İsveç’in başşehri Stockholm’deki alçak provokasyona ABD Dışişleri Bakanlığı’ndan değişik bir kınama geldi. Caminin önünde Kur’an-ı Kerim yakılmasını kınadığını tabir eden ABD, İsveç polisinin harekete müsaade vermesini ise ‘ifade özgürlüğü’ saydı.
Rusya’nın Ukrayna’yı işgal teşebbüsünün akabinde NATO üyeliği isteyen İsveç, Macaristan ve Türkiye’den onay alamamasına karşın alçak provokasyonların önünü kesmedi. İsveç’in başşehri Stockholm’de Irak asıllı Salwan Momika cami önünde, polis eşliğinde, Kur’an-ı Kerim yaktı. İsveç’ten bu aksiyona ise müsaade çıktı. Başta Türkiye olmak üzere birçok ülkeden sert reaksiyonlar gelirken ABD bir mühlet sessiz kaldı.
”BUNU KINIYORUZ LAKİN…”
Son olarak sessizliğini bozan ABD, İsveç polisinin aksiyona müsaade vermesine ‘ifade özgürlüğü’ derken Dışişleri Bakanlığı Sözcüsü Matthew Miller, hareketin telaş verici olduğunu da lisana getirdi. Miller, “Bunu kınıyoruz lakin ABD tıpkı vakitte söz özgürlüğünü ve barışçıl toplanma hakkını demokrasinin ögeleri olarak görüyor.” sözlerini kullandı.

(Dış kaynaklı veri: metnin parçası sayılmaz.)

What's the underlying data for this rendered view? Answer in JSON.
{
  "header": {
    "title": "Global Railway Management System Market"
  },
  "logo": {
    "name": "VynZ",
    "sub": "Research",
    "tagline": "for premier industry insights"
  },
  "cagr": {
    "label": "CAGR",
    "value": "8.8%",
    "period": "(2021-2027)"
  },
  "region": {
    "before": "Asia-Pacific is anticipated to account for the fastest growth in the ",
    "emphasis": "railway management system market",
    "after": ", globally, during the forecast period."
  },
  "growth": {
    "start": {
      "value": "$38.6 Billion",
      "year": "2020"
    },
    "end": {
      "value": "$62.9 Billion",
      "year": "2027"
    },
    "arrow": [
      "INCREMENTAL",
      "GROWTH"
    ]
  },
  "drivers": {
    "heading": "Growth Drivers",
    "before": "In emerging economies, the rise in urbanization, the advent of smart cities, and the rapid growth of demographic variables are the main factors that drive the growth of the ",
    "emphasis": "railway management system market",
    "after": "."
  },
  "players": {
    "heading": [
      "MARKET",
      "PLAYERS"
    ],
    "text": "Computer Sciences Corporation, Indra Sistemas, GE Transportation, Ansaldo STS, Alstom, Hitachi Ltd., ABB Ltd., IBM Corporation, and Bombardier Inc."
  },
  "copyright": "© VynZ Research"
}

Miller, Kur’an-ı Kerim yakma hareketinin İsveç’teki Müslümanlar ve başka dini azınlık kümeleri için “korku atmosferi” oluşturacağını ve özgürce ibadetlerini yerine getirmelerini etkileyeceğini belirtti.
”İZİN VERİLMESİ AKSİYONLARI ONAYLAMAK DEĞİL”
Dini azınlık kümeleri için daha “kapsayıcı” bir ortam oluşturulması için uğraş sarf edilmesi gerektiğini kaydeden Miller, “Ancak tıpkı vakitte bu şova müsaade verilmesini de söz özgürlüğü olarak kıymetlendiriyoruz. Müsaade verilmesi hareketleri onaylamak manasına gelmiyor.” diye konuştu. İsveç’te şov müsaadeleriyle polisin ilgilendiğini belirten Miller, “Hem insanların bu hareketleri yapmaya hakkı olduğunu düşünüp hem de bunların bahtsız olduğunu savunabiliriz.” dedi.
Öte yandan Kur’an-ı Kerim’in birkaç sayfasını yırtarak yakan, “İslam’ı eleştirme” amacı güttüğünü ileri süren ve kendisini toplumsal medyada “laik ateist” olarak tanıtan Irak kökenli saldırganın daha evvel Kur’an-ı Kerim’i yakma hareketleri gerçekleştiren Rasmus Paludan’ı övdüğü ve İslam’ı İsveç kıymetlerine tehdit olarak gördüğü ortaya çıktı.
Saldırı sonrasında İsveç polisi eylemciye karşı nefret söylemi soruşturması başlattı.